Neuroscience has gone from being an interdisciplinary research area to being a scientific discipline in its own right, ranking alongside physics, chemistry, economics, law, molecular biology and medicine," says Martin Rosvall, Assistant Professor at the Department of Physics, Ume- University. This analysis has resulted in some striking images (featured in the article), which elegantly demonstrate the change in the discipline over time.
The key to understanding complex and integrated structures such as the scholarly research literature is to think of them as networks. In a network, the components of the system are represented by nodes, and the interactions between the components consist of links between the nodes.
"People have done a great deal of work on how to find the important features of a network at one specific point in time. But we have not had ways of looking at how these networks change over time," explains Rosvall.
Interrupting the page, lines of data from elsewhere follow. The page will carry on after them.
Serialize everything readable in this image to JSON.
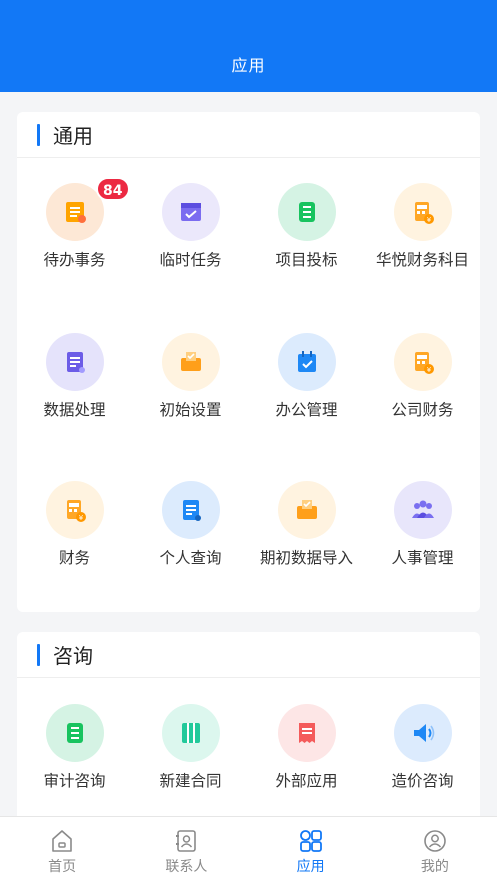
{
  "header": {
    "title": "应用"
  },
  "sections": [
    {
      "title": "通用",
      "items": [
        {
          "label": "待办事务",
          "badge": "84",
          "icon": "todo-icon"
        },
        {
          "label": "临时任务",
          "icon": "temp-task-icon"
        },
        {
          "label": "项目投标",
          "icon": "bidding-icon"
        },
        {
          "label": "华悦财务科目",
          "icon": "calculator-icon"
        },
        {
          "label": "数据处理",
          "icon": "data-doc-icon"
        },
        {
          "label": "初始设置",
          "icon": "box-icon"
        },
        {
          "label": "办公管理",
          "icon": "calendar-icon"
        },
        {
          "label": "公司财务",
          "icon": "calculator-icon"
        },
        {
          "label": "财务",
          "icon": "calculator-icon"
        },
        {
          "label": "个人查询",
          "icon": "doc-search-icon"
        },
        {
          "label": "期初数据导入",
          "icon": "box-icon"
        },
        {
          "label": "人事管理",
          "icon": "people-icon"
        }
      ]
    },
    {
      "title": "咨询",
      "items": [
        {
          "label": "审计咨询",
          "icon": "list-icon"
        },
        {
          "label": "新建合同",
          "icon": "contract-icon"
        },
        {
          "label": "外部应用",
          "icon": "receipt-icon"
        },
        {
          "label": "造价咨询",
          "icon": "speaker-icon"
        }
      ]
    }
  ],
  "tabbar": [
    {
      "label": "首页",
      "icon": "home-icon",
      "active": false
    },
    {
      "label": "联系人",
      "icon": "contacts-icon",
      "active": false
    },
    {
      "label": "应用",
      "icon": "apps-grid-icon",
      "active": true
    },
    {
      "label": "我的",
      "icon": "user-icon",
      "active": false
    }
  ],
  "colors": {
    "primary": "#1278f6",
    "badge": "#ec2942"
  }
}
"Detecting structural changes in large networks is a problem that consists of two parts," explains Carl Bergstrom, Professor at the Department of Biology, University of Washington. "First, we identify statistically significant changes in the structure of a network, and second, we provide an intuitive way to visualize these changes." These new tools will be useful in understanding a world permeated with change. As the pre-Socratic philosopher Heraclitus wrote over 2500 years ago: "Everything flows, nothing stands still."
The researchers believe that these mathematical methods will go beyond analyzing science and will be applied to a number of other problems in fields ranging from biology and medicine to technology and finance.